Four justices agreed with Lord Neuberger that extending the principle to accountants and other professionals would “carry with it an unacceptable risk of uncertainty and loss of clarity in a sensitive area of law”.

Lords Sumption and Clarke dissented, on the grounds that English courts had always taken a “functional approach” to LAP.

Giving the leading judgment in R (on the application of Prudential) v Special Commissioner of Income Tax [2013] UKSC 1, Lord Neuberger said three reasons had persuaded him that the issue was a matter for parliament.

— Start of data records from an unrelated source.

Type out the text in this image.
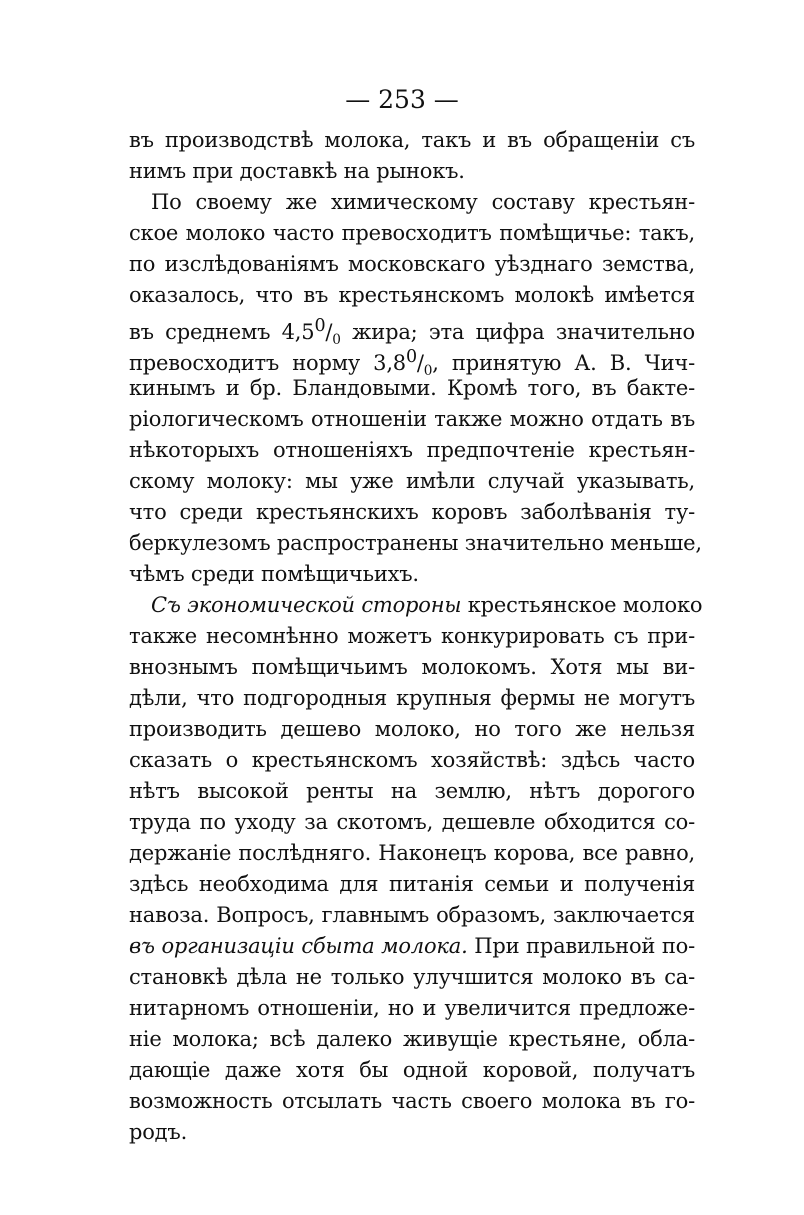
— 253 —
въ производствѣ молока, такъ и въ обращеніи съ
нимъ при доставкѣ на рынокъ.
По своему же химическому составу крестьян-
ское молоко часто превосходитъ помѣщичье: такъ,
по изслѣдованіямъ московскаго уѣзднаго земства,
оказалось, что въ крестьянскомъ молокѣ имѣется
въ среднемъ $4,5^0/_0$ жира; эта цифра значительно
превосходитъ норму $3,8^0/_0$, принятую А. В. Чич-
кинымъ и бр. Бландовыми. Кромѣ того, въ бакте-
ріологическомъ отношеніи также можно отдать въ
нѣкоторыхъ отношеніяхъ предпочтеніе крестьян-
скому молоку: мы уже имѣли случай указывать,
что среди крестьянскихъ коровъ заболѣванія ту-
беркулезомъ распространены значительно меньше,
чѣмъ среди помѣщичьихъ.
Съ экономической стороны крестьянское молоко
также несомнѣнно можетъ конкурировать съ при-
внознымъ помѣщичьимъ молокомъ. Хотя мы ви-
дѣли, что подгородныя крупныя фермы не могутъ
производить дешево молоко, но того же нельзя
сказать о крестьянскомъ хозяйствѣ: здѣсь часто
нѣтъ высокой ренты на землю, нѣтъ дорогого
труда по уходу за скотомъ, дешевле обходится со-
держаніе послѣдняго. Наконецъ корова, все равно,
здѣсь необходима для питанія семьи и полученія
навоза. Вопросъ, главнымъ образомъ, заключается
въ организаціи сбыта молока. При правильной по-
становкѣ дѣла не только улучшится молоко въ са-
нитарномъ отношеніи, но и увеличится предложе-
ніе молока; всѣ далеко живущіе крестьяне, обла-
дающіе даже хотя бы одной коровой, получатъ
возможность отсылать часть своего молока въ го-
родъ.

“First, the consequences of allowing Prudential’s appeal are hard to assess and would be likely to lead to what is currently a clear and well understood principle becoming an unclear principle, involving uncertainty.

“Secondly, the question whether LAP should be extended to cases where legal advice is given from professional people who are not qualified lawyers raises questions of policy which should be left to parliament. “Thirdly, parliament has enacted legislation relating to LAP, which, at the very least, suggests that it would be inappropriate for the court to extend the law on LAP as proposed by Prudential.”

The president of the Supreme Court said that Lord Sumption’s solution, while “clear and principled in conceptual terms”, carried with it an “unacceptable risk of uncertainty and loss of clarity in a sensitive area of law”.

Lord Neuberger said it was unclear to him whether town planners, engineers or pension advisers would qualify under Lord Sumption’s new rule, which would extend LAP to any profession which ‘ordinarily’ gave legal advice.

“As I see it, it could be necessary for a court to delve into the qualifications or standing, and maybe into the rules and disciplinary procedures, of a particular group of people to decide whether the group constitutes a profession for the purpose of LAP.

“So there would be room for uncertainty, expenditure and inconsistency, if the court had to decide such an issue.”

Lord Neuberger said he was “unimpressed” by Prudential’s reliance on the Legal Services Act.

“At best, it merely acknowledges two realities which I have accepted anyway, namely that legal advice is now given by many professional people other than lawyers, and that lawyers can work in firms with other professionals, and vice versa: the only change affected by the 2007 Act is that lawyers can now go into partnership with people in other professions.”

The president of the Supreme Court said: “Rather than extending LAP beyond its present accepted boundaries, we should leave it to parliament to decide what, if anything, it wishes to do about LAP.”

He dismissed Prudential’s appeal. Lords Hope, Walker, Mance and Reed agreed. Lords Sumption and Clarke dissented.